Document Type
Article
Publication Date
2016
Keywords
Copyright, Artificial intellgence
Disciplines
Computer Law | Intellectual Property Law
Abstract
Treating computers as authors for copyright purposes is a non-solution to a non-problem. It is a non-solution because unless and until computer programs can qualify as persons in life and law, it does no practical good to call them "authors" when someone else will end up owning the copyright anyway. And it responds to a non-problem because there is nothing actually distinctive about computer-generated works.

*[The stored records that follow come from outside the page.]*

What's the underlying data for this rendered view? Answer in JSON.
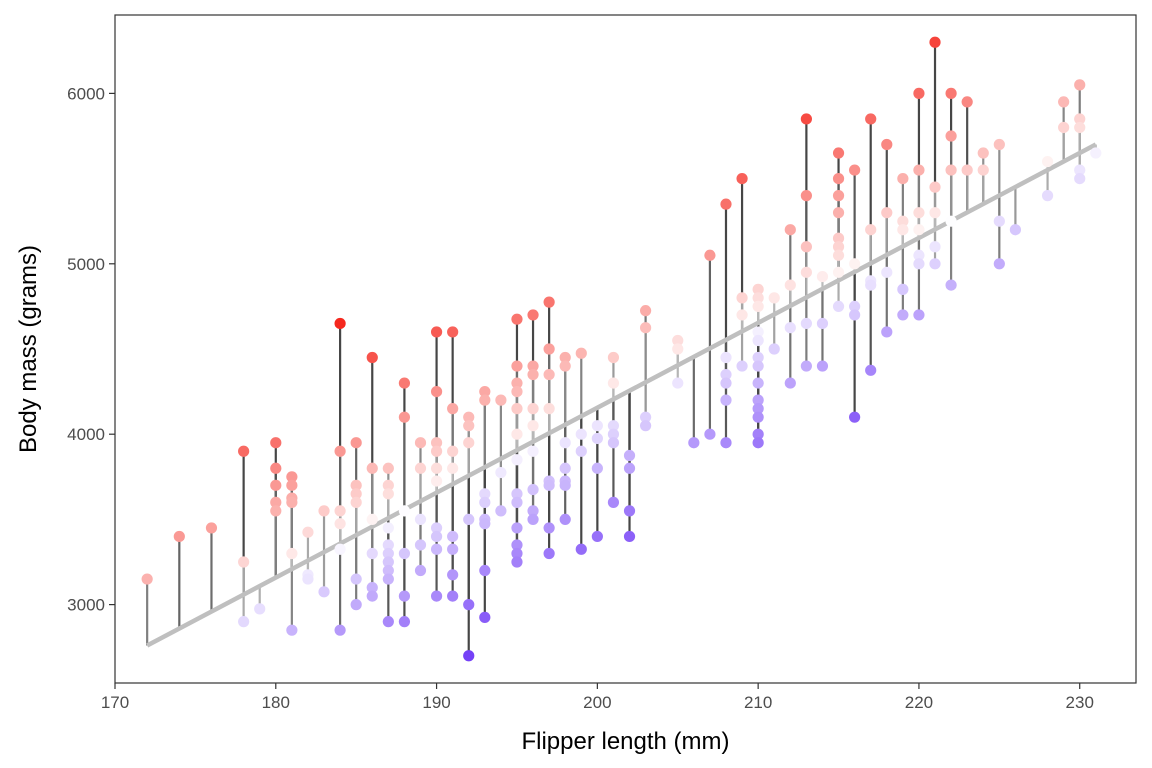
{
  "chart_data": {
    "type": "scatter",
    "title": "",
    "xlabel": "Flipper length (mm)",
    "ylabel": "Body mass (grams)",
    "xlim": [
      170,
      233.5
    ],
    "ylim": [
      2540,
      6460
    ],
    "x_ticks": [
      170,
      180,
      190,
      200,
      210,
      220,
      230
    ],
    "y_ticks": [
      3000,
      4000,
      5000,
      6000
    ],
    "grid": false,
    "legend": "none",
    "fit_line": {
      "x": [
        172,
        231
      ],
      "y": [
        2760,
        5700
      ],
      "color": "#bfbfbf"
    },
    "residual_color_scale": {
      "negative": "#5b1df5",
      "zero": "#ffffff",
      "positive": "#f5281e"
    },
    "points": [
      [
        172,
        3150
      ],
      [
        174,
        3400
      ],
      [
        176,
        3450
      ],
      [
        178,
        3900
      ],
      [
        178,
        3250
      ],
      [
        178,
        2900
      ],
      [
        179,
        2975
      ],
      [
        180,
        3950
      ],
      [
        180,
        3800
      ],
      [
        180,
        3700
      ],
      [
        180,
        3600
      ],
      [
        180,
        3550
      ],
      [
        181,
        3750
      ],
      [
        181,
        3700
      ],
      [
        181,
        3625
      ],
      [
        181,
        3600
      ],
      [
        181,
        3300
      ],
      [
        181,
        2850
      ],
      [
        182,
        3425
      ],
      [
        182,
        3175
      ],
      [
        182,
        3150
      ],
      [
        183,
        3550
      ],
      [
        183,
        3075
      ],
      [
        184,
        4650
      ],
      [
        184,
        3900
      ],
      [
        184,
        3550
      ],
      [
        184,
        3475
      ],
      [
        184,
        3325
      ],
      [
        184,
        2850
      ],
      [
        185,
        3950
      ],
      [
        185,
        3700
      ],
      [
        185,
        3650
      ],
      [
        185,
        3600
      ],
      [
        185,
        3150
      ],
      [
        185,
        3000
      ],
      [
        186,
        4450
      ],
      [
        186,
        3800
      ],
      [
        186,
        3500
      ],
      [
        186,
        3300
      ],
      [
        186,
        3100
      ],
      [
        186,
        3050
      ],
      [
        187,
        3800
      ],
      [
        187,
        3700
      ],
      [
        187,
        3650
      ],
      [
        187,
        3450
      ],
      [
        187,
        3350
      ],
      [
        187,
        3300
      ],
      [
        187,
        3250
      ],
      [
        187,
        3200
      ],
      [
        187,
        3150
      ],
      [
        187,
        2900
      ],
      [
        188,
        4300
      ],
      [
        188,
        4100
      ],
      [
        188,
        3550
      ],
      [
        188,
        3300
      ],
      [
        188,
        3050
      ],
      [
        188,
        2900
      ],
      [
        189,
        3950
      ],
      [
        189,
        3800
      ],
      [
        189,
        3500
      ],
      [
        189,
        3350
      ],
      [
        189,
        3200
      ],
      [
        190,
        4600
      ],
      [
        190,
        4250
      ],
      [
        190,
        3950
      ],
      [
        190,
        3900
      ],
      [
        190,
        3800
      ],
      [
        190,
        3725
      ],
      [
        190,
        3450
      ],
      [
        190,
        3400
      ],
      [
        190,
        3325
      ],
      [
        190,
        3050
      ],
      [
        191,
        4600
      ],
      [
        191,
        4150
      ],
      [
        191,
        3900
      ],
      [
        191,
        3800
      ],
      [
        191,
        3400
      ],
      [
        191,
        3325
      ],
      [
        191,
        3175
      ],
      [
        191,
        3050
      ],
      [
        192,
        4100
      ],
      [
        192,
        4050
      ],
      [
        192,
        3950
      ],
      [
        192,
        3500
      ],
      [
        192,
        3000
      ],
      [
        192,
        2700
      ],
      [
        193,
        4250
      ],
      [
        193,
        4200
      ],
      [
        193,
        3650
      ],
      [
        193,
        3600
      ],
      [
        193,
        3500
      ],
      [
        193,
        3475
      ],
      [
        193,
        3200
      ],
      [
        193,
        2925
      ],
      [
        194,
        4200
      ],
      [
        194,
        3775
      ],
      [
        194,
        3550
      ],
      [
        195,
        4675
      ],
      [
        195,
        4400
      ],
      [
        195,
        4300
      ],
      [
        195,
        4250
      ],
      [
        195,
        4150
      ],
      [
        195,
        4000
      ],
      [
        195,
        3850
      ],
      [
        195,
        3650
      ],
      [
        195,
        3600
      ],
      [
        195,
        3450
      ],
      [
        195,
        3350
      ],
      [
        195,
        3300
      ],
      [
        195,
        3250
      ],
      [
        196,
        4700
      ],
      [
        196,
        4400
      ],
      [
        196,
        4350
      ],
      [
        196,
        4150
      ],
      [
        196,
        4050
      ],
      [
        196,
        3900
      ],
      [
        196,
        3675
      ],
      [
        196,
        3550
      ],
      [
        196,
        3500
      ],
      [
        197,
        4775
      ],
      [
        197,
        4500
      ],
      [
        197,
        4350
      ],
      [
        197,
        4150
      ],
      [
        197,
        3725
      ],
      [
        197,
        3700
      ],
      [
        197,
        3450
      ],
      [
        197,
        3300
      ],
      [
        198,
        4450
      ],
      [
        198,
        4400
      ],
      [
        198,
        3950
      ],
      [
        198,
        3800
      ],
      [
        198,
        3725
      ],
      [
        198,
        3700
      ],
      [
        198,
        3500
      ],
      [
        199,
        4475
      ],
      [
        199,
        4000
      ],
      [
        199,
        3900
      ],
      [
        199,
        3325
      ],
      [
        200,
        4050
      ],
      [
        200,
        3975
      ],
      [
        200,
        3800
      ],
      [
        200,
        3400
      ],
      [
        201,
        4450
      ],
      [
        201,
        4300
      ],
      [
        201,
        4050
      ],
      [
        201,
        4000
      ],
      [
        201,
        3950
      ],
      [
        201,
        3600
      ],
      [
        202,
        3875
      ],
      [
        202,
        3800
      ],
      [
        202,
        3550
      ],
      [
        202,
        3400
      ],
      [
        203,
        4725
      ],
      [
        203,
        4625
      ],
      [
        203,
        4100
      ],
      [
        203,
        4050
      ],
      [
        205,
        4550
      ],
      [
        205,
        4500
      ],
      [
        205,
        4300
      ],
      [
        206,
        3950
      ],
      [
        207,
        5050
      ],
      [
        207,
        4000
      ],
      [
        208,
        5350
      ],
      [
        208,
        4450
      ],
      [
        208,
        4350
      ],
      [
        208,
        4300
      ],
      [
        208,
        4200
      ],
      [
        208,
        3950
      ],
      [
        209,
        5500
      ],
      [
        209,
        4800
      ],
      [
        209,
        4700
      ],
      [
        209,
        4400
      ],
      [
        210,
        4850
      ],
      [
        210,
        4800
      ],
      [
        210,
        4750
      ],
      [
        210,
        4600
      ],
      [
        210,
        4550
      ],
      [
        210,
        4450
      ],
      [
        210,
        4400
      ],
      [
        210,
        4300
      ],
      [
        210,
        4200
      ],
      [
        210,
        4150
      ],
      [
        210,
        4100
      ],
      [
        210,
        4000
      ],
      [
        210,
        3950
      ],
      [
        211,
        4800
      ],
      [
        211,
        4500
      ],
      [
        212,
        5200
      ],
      [
        212,
        4875
      ],
      [
        212,
        4625
      ],
      [
        212,
        4300
      ],
      [
        213,
        5850
      ],
      [
        213,
        5400
      ],
      [
        213,
        5100
      ],
      [
        213,
        4950
      ],
      [
        213,
        4650
      ],
      [
        213,
        4400
      ],
      [
        214,
        4925
      ],
      [
        214,
        4650
      ],
      [
        214,
        4400
      ],
      [
        215,
        5650
      ],
      [
        215,
        5500
      ],
      [
        215,
        5400
      ],
      [
        215,
        5300
      ],
      [
        215,
        5150
      ],
      [
        215,
        5100
      ],
      [
        215,
        5050
      ],
      [
        215,
        4950
      ],
      [
        215,
        4750
      ],
      [
        216,
        5550
      ],
      [
        216,
        5000
      ],
      [
        216,
        4750
      ],
      [
        216,
        4700
      ],
      [
        216,
        4100
      ],
      [
        217,
        5850
      ],
      [
        217,
        5200
      ],
      [
        217,
        4900
      ],
      [
        217,
        4875
      ],
      [
        217,
        4375
      ],
      [
        218,
        5700
      ],
      [
        218,
        5300
      ],
      [
        218,
        4950
      ],
      [
        218,
        4600
      ],
      [
        219,
        5500
      ],
      [
        219,
        5250
      ],
      [
        219,
        5200
      ],
      [
        219,
        4850
      ],
      [
        219,
        4700
      ],
      [
        220,
        6000
      ],
      [
        220,
        5550
      ],
      [
        220,
        5300
      ],
      [
        220,
        5200
      ],
      [
        220,
        5050
      ],
      [
        220,
        5000
      ],
      [
        220,
        4700
      ],
      [
        221,
        6300
      ],
      [
        221,
        5450
      ],
      [
        221,
        5300
      ],
      [
        221,
        5100
      ],
      [
        221,
        5000
      ],
      [
        222,
        6000
      ],
      [
        222,
        5750
      ],
      [
        222,
        5550
      ],
      [
        222,
        5250
      ],
      [
        222,
        4875
      ],
      [
        223,
        5950
      ],
      [
        223,
        5550
      ],
      [
        224,
        5650
      ],
      [
        224,
        5550
      ],
      [
        225,
        5700
      ],
      [
        225,
        5250
      ],
      [
        225,
        5000
      ],
      [
        226,
        5200
      ],
      [
        228,
        5600
      ],
      [
        228,
        5400
      ],
      [
        229,
        5950
      ],
      [
        229,
        5800
      ],
      [
        230,
        6050
      ],
      [
        230,
        5850
      ],
      [
        230,
        5800
      ],
      [
        230,
        5550
      ],
      [
        230,
        5500
      ],
      [
        231,
        5650
      ]
    ]
  }
}
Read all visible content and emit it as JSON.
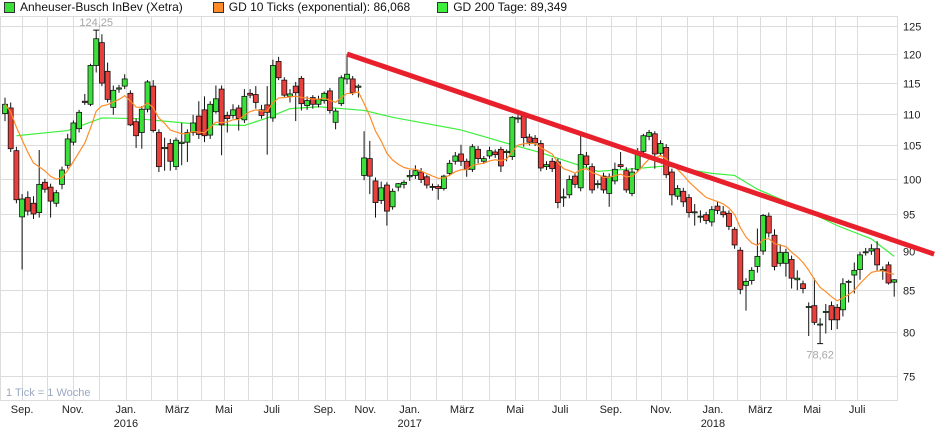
{
  "legend": {
    "series_label": "Anheuser-Busch InBev (Xetra)",
    "ema_label": "GD 10 Ticks (exponential): 86,068",
    "sma_label": "GD 200 Tage: 89,349"
  },
  "colors": {
    "up": "#3be03b",
    "down": "#e8403c",
    "ema": "#ff8c28",
    "sma": "#3cf03c",
    "trendline": "#e8202c",
    "grid": "#dcdcdc"
  },
  "chart_data": {
    "type": "candlestick",
    "scale": "log",
    "interval_note": "1 Tick = 1 Woche",
    "ylim": [
      72.4,
      126.8
    ],
    "yticks": [
      75,
      80,
      85,
      90,
      95,
      100,
      105,
      110,
      115,
      120,
      125
    ],
    "grid": true,
    "legend_position": "top",
    "xticks": [
      {
        "label": "Sep.",
        "year": "",
        "week": 4
      },
      {
        "label": "Nov.",
        "year": "",
        "week": 12.9
      },
      {
        "label": "Jan.",
        "year": "2016",
        "week": 22.2
      },
      {
        "label": "März",
        "year": "",
        "week": 31.2
      },
      {
        "label": "Mai",
        "year": "",
        "week": 39.4
      },
      {
        "label": "Juli",
        "year": "",
        "week": 47.8
      },
      {
        "label": "Sep.",
        "year": "",
        "week": 57.1
      },
      {
        "label": "Nov.",
        "year": "",
        "week": 64.2
      },
      {
        "label": "Jan.",
        "year": "2017",
        "week": 72
      },
      {
        "label": "März",
        "year": "",
        "week": 81.2
      },
      {
        "label": "Mai",
        "year": "",
        "week": 90.5
      },
      {
        "label": "Juli",
        "year": "",
        "week": 98.4
      },
      {
        "label": "Sep.",
        "year": "",
        "week": 107.3
      },
      {
        "label": "Nov.",
        "year": "",
        "week": 116.1
      },
      {
        "label": "Jan.",
        "year": "2018",
        "week": 125.2
      },
      {
        "label": "März",
        "year": "",
        "week": 133.5
      },
      {
        "label": "Mai",
        "year": "",
        "week": 142.6
      },
      {
        "label": "Juli",
        "year": "",
        "week": 150.5
      }
    ],
    "annotations": {
      "max": {
        "label": "124,25",
        "week": 17,
        "value": 124.25
      },
      "min": {
        "label": "78,62",
        "week": 144,
        "value": 78.62
      }
    },
    "ohlc_fields": [
      "open",
      "high",
      "low",
      "close"
    ],
    "ohlc": [
      [
        110,
        112.6,
        108.8,
        111.5
      ],
      [
        110.9,
        111.8,
        104,
        104.5
      ],
      [
        104.2,
        104.8,
        96.5,
        97
      ],
      [
        94.6,
        97.8,
        87.6,
        97.1
      ],
      [
        97.3,
        98.2,
        94.8,
        95.4
      ],
      [
        96.5,
        97.5,
        94.3,
        95
      ],
      [
        95.2,
        104.3,
        94.5,
        99.2
      ],
      [
        99.5,
        100,
        98,
        98.5
      ],
      [
        98.8,
        99.3,
        94.5,
        96.8
      ],
      [
        96.5,
        98.4,
        96,
        98
      ],
      [
        99.2,
        101.8,
        98.5,
        101.3
      ],
      [
        102,
        106.8,
        101.5,
        106
      ],
      [
        105.5,
        108.9,
        105,
        108.5
      ],
      [
        107.6,
        110.6,
        107,
        110.2
      ],
      [
        112,
        113.2,
        111.4,
        111.8
      ],
      [
        111.5,
        118.3,
        111.2,
        118
      ],
      [
        118,
        124.25,
        116.8,
        122.7
      ],
      [
        122,
        123.5,
        114.5,
        115
      ],
      [
        117,
        118.5,
        111.8,
        112.3
      ],
      [
        111,
        114.6,
        109.8,
        113.8
      ],
      [
        114,
        114.7,
        113.4,
        114.2
      ],
      [
        114.5,
        116.5,
        114,
        115.7
      ],
      [
        113.3,
        113.8,
        108,
        108.2
      ],
      [
        108.7,
        109.2,
        104.6,
        106.5
      ],
      [
        107,
        111.2,
        104.5,
        110.7
      ],
      [
        110.7,
        115.5,
        110.2,
        115.2
      ],
      [
        114.5,
        115.5,
        107,
        107.3
      ],
      [
        107,
        107.5,
        101,
        101.8
      ],
      [
        104.5,
        106.2,
        101.2,
        104.7
      ],
      [
        105.3,
        106,
        101.2,
        102.6
      ],
      [
        101.8,
        106.2,
        101.3,
        105.8
      ],
      [
        105.3,
        108.5,
        102,
        105.5
      ],
      [
        105.5,
        107.5,
        102.5,
        107
      ],
      [
        107,
        109.8,
        106.5,
        108.5
      ],
      [
        109.6,
        112,
        106,
        106.7
      ],
      [
        110.6,
        112.8,
        105.5,
        106.5
      ],
      [
        106.6,
        112,
        106,
        111.5
      ],
      [
        110.3,
        114.6,
        110,
        112.4
      ],
      [
        114,
        114.6,
        103.5,
        108.2
      ],
      [
        109.7,
        110.3,
        107,
        109.2
      ],
      [
        109.7,
        111.5,
        109.2,
        110.6
      ],
      [
        110.9,
        111.4,
        107.3,
        109.2
      ],
      [
        109,
        114,
        108.5,
        112.8
      ],
      [
        113.3,
        114,
        112.5,
        113
      ],
      [
        113.1,
        114.5,
        110.8,
        111.8
      ],
      [
        110.6,
        111.4,
        109.2,
        109.7
      ],
      [
        111.4,
        114.5,
        103.6,
        110.2
      ],
      [
        109.3,
        119,
        108.7,
        118
      ],
      [
        118.7,
        119.5,
        115.5,
        115.9
      ],
      [
        115.5,
        116,
        112.7,
        113
      ],
      [
        112.8,
        114,
        111.8,
        113.2
      ],
      [
        114.5,
        115.2,
        108.8,
        113.4
      ],
      [
        115.8,
        116.2,
        110.5,
        111.6
      ],
      [
        111.3,
        112.8,
        110.6,
        112.1
      ],
      [
        112.6,
        113,
        110.8,
        111.5
      ],
      [
        111.5,
        112.9,
        111,
        112.3
      ],
      [
        112.1,
        113.6,
        111.6,
        113.3
      ],
      [
        113.7,
        114.2,
        110,
        110.5
      ],
      [
        108.6,
        110.8,
        107.5,
        110.4
      ],
      [
        111.6,
        116.3,
        111.2,
        115.9
      ],
      [
        115.7,
        120,
        114.8,
        116.5
      ],
      [
        115.7,
        116.2,
        113,
        113.4
      ],
      [
        114.3,
        114.8,
        112.6,
        114.5
      ],
      [
        100.5,
        107.2,
        99.8,
        103.1
      ],
      [
        103,
        105.7,
        97.8,
        100.4
      ],
      [
        99.7,
        100.2,
        94.5,
        96.6
      ],
      [
        96.9,
        99.6,
        96.4,
        98.7
      ],
      [
        99.1,
        99.5,
        93.4,
        95.4
      ],
      [
        96,
        98.6,
        95.6,
        98.2
      ],
      [
        98.8,
        99.4,
        98.2,
        99.3
      ],
      [
        99.2,
        99.8,
        98.6,
        99.5
      ],
      [
        100.3,
        101.3,
        99.7,
        100.5
      ],
      [
        100.5,
        102,
        100,
        101.2
      ],
      [
        101,
        101.6,
        99.4,
        99.9
      ],
      [
        100.3,
        100.6,
        98.6,
        99.1
      ],
      [
        98.9,
        99.3,
        98.3,
        98.8
      ],
      [
        98.9,
        99.2,
        97,
        98.6
      ],
      [
        98.6,
        100.6,
        98.3,
        100.4
      ],
      [
        100.8,
        102.8,
        100.4,
        102.3
      ],
      [
        102.6,
        104,
        102.1,
        103.4
      ],
      [
        103.7,
        105.1,
        101.9,
        102.6
      ],
      [
        102.6,
        103,
        100.3,
        101.4
      ],
      [
        101.4,
        105.2,
        101,
        104.8
      ],
      [
        104.4,
        104.9,
        102.3,
        103
      ],
      [
        102.6,
        103.4,
        102.2,
        103
      ],
      [
        103.4,
        104.8,
        103,
        104.2
      ],
      [
        104,
        104.4,
        103.1,
        103.6
      ],
      [
        104.4,
        104.8,
        101,
        101.9
      ],
      [
        103.9,
        104.4,
        102.6,
        104.1
      ],
      [
        103.3,
        109.6,
        102.8,
        109.4
      ],
      [
        109.3,
        110,
        108.5,
        109.3
      ],
      [
        109.6,
        110,
        104.8,
        106.2
      ],
      [
        106.3,
        106.8,
        105,
        105.5
      ],
      [
        106.1,
        106.6,
        104.9,
        105.4
      ],
      [
        105.3,
        105.8,
        101.1,
        101.6
      ],
      [
        101.8,
        102.6,
        101.3,
        102.1
      ],
      [
        102.6,
        103.1,
        101,
        101.5
      ],
      [
        102.5,
        103,
        95.8,
        96.6
      ],
      [
        97.4,
        98.6,
        96,
        97.4
      ],
      [
        97.7,
        100.5,
        97.2,
        99.9
      ],
      [
        100.4,
        100.9,
        98.7,
        99.2
      ],
      [
        98.7,
        106.5,
        98.2,
        103.6
      ],
      [
        103.4,
        104,
        101.7,
        102.1
      ],
      [
        101.8,
        102.3,
        97.9,
        98.4
      ],
      [
        99.3,
        99.8,
        98.6,
        99.3
      ],
      [
        100.4,
        100.9,
        97.9,
        98.4
      ],
      [
        97.9,
        100.8,
        96,
        100.3
      ],
      [
        99.7,
        102.4,
        99.2,
        101.4
      ],
      [
        102.1,
        104,
        101.5,
        101.8
      ],
      [
        101.2,
        101.7,
        98,
        98.4
      ],
      [
        97.9,
        101.6,
        97.5,
        101
      ],
      [
        101.4,
        104.6,
        101,
        104
      ],
      [
        104.1,
        106.8,
        103.6,
        106.5
      ],
      [
        106.4,
        107.4,
        105.8,
        107
      ],
      [
        106.8,
        107.2,
        101.5,
        103.7
      ],
      [
        103.8,
        105.8,
        103.3,
        105.3
      ],
      [
        104.7,
        105.2,
        100.1,
        100.6
      ],
      [
        101,
        101.5,
        96.2,
        97.7
      ],
      [
        97.5,
        99.1,
        97,
        98.6
      ],
      [
        98.2,
        98.7,
        96,
        96.7
      ],
      [
        97.3,
        97.8,
        94.5,
        95.2
      ],
      [
        95.3,
        96.4,
        93.4,
        95.3
      ],
      [
        94.7,
        95.5,
        93.8,
        94.7
      ],
      [
        94.9,
        95.3,
        93.6,
        94.1
      ],
      [
        93.9,
        96.1,
        93.3,
        95.6
      ],
      [
        96.1,
        96.7,
        95,
        95.5
      ],
      [
        95.3,
        96.1,
        94.5,
        94.9
      ],
      [
        95.1,
        95.5,
        92.8,
        93.3
      ],
      [
        92.9,
        93.2,
        90.3,
        90.8
      ],
      [
        90.1,
        90.5,
        84.5,
        85.1
      ],
      [
        85.6,
        86.5,
        82.5,
        86.1
      ],
      [
        86.2,
        87.9,
        85.7,
        87.5
      ],
      [
        88,
        93,
        87.2,
        89.3
      ],
      [
        90,
        95,
        89.5,
        94.8
      ],
      [
        94.7,
        95.2,
        91.8,
        92.4
      ],
      [
        92.1,
        92.9,
        87.5,
        88
      ],
      [
        88.4,
        90.9,
        88,
        89.8
      ],
      [
        88.4,
        90.3,
        86.7,
        89.8
      ],
      [
        88.9,
        89.4,
        85.2,
        86.5
      ],
      [
        86.3,
        87.5,
        85,
        86.5
      ],
      [
        85.8,
        86.2,
        84.6,
        85.2
      ],
      [
        83,
        83.5,
        79.5,
        83
      ],
      [
        83.1,
        86.5,
        80.8,
        81.1
      ],
      [
        80.9,
        81.6,
        78.62,
        80.9
      ],
      [
        82.4,
        83.3,
        79.8,
        82.4
      ],
      [
        83.1,
        83.6,
        80.2,
        81.4
      ],
      [
        82.9,
        83.3,
        80.3,
        81.4
      ],
      [
        82.6,
        86.5,
        81.8,
        85.8
      ],
      [
        86,
        86.3,
        83.5,
        86.1
      ],
      [
        86.9,
        88.5,
        84.6,
        87.5
      ],
      [
        87.6,
        89.9,
        86.3,
        89.5
      ],
      [
        89.9,
        90.4,
        89.4,
        89.9
      ],
      [
        90,
        90.9,
        89.5,
        90.3
      ],
      [
        90.3,
        91.3,
        87.5,
        88.2
      ],
      [
        87.6,
        88,
        86.3,
        87.6
      ],
      [
        88.2,
        88.6,
        85.7,
        85.9
      ],
      [
        86,
        86.4,
        84.2,
        86.3
      ]
    ],
    "gd200": [
      [
        3,
        106.5
      ],
      [
        12,
        107.3
      ],
      [
        18,
        109.3
      ],
      [
        24,
        109.2
      ],
      [
        35,
        108.3
      ],
      [
        43,
        108.1
      ],
      [
        47,
        109.3
      ],
      [
        51,
        110.8
      ],
      [
        56,
        111.1
      ],
      [
        64,
        110.5
      ],
      [
        69,
        109.4
      ],
      [
        81,
        107.4
      ],
      [
        90,
        105.1
      ],
      [
        95,
        103.9
      ],
      [
        101,
        102.2
      ],
      [
        105,
        101.1
      ],
      [
        110,
        101.4
      ],
      [
        117,
        101.9
      ],
      [
        125,
        100.8
      ],
      [
        129,
        100.5
      ],
      [
        133,
        98.5
      ],
      [
        141,
        95.7
      ],
      [
        147,
        93.4
      ],
      [
        153,
        91.6
      ],
      [
        157,
        89.3
      ]
    ],
    "ema_period": 10,
    "trendline": [
      [
        61,
        120
      ],
      [
        164,
        89.6
      ]
    ]
  }
}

There are five plausible ways in which computer-generated works might be considered meaningfully different from human-generated works: (1) they are embedded in digital copies, (2) people create them using computers rather than by hand, (3) programs can generate them algorithmically, (4) programmers as well as users contribute to them, and (5) programs can generate them randomly. But all of these distinctions are spurious. Old-fashioned pen-and-paper works raise all of the same issues. A close look at the creative process shows how little really changes when authors use digital tools. The problems posed for copyright by computer-generated works are not easy, but they are also not new.
Recommended Citation
James Grimmelmann, "There's No Such Thing as a Computer-Authored Work - And It's a Good Thing, Too," 39 Columbia Journal of Law & the Arts (2016)
Comments
This Essay is based on a talk that was given on October 2, 2015, at the Kernochan Center Annual Symposium at Columbia Law School.
It predates the author's affiliation with Cornell Law School.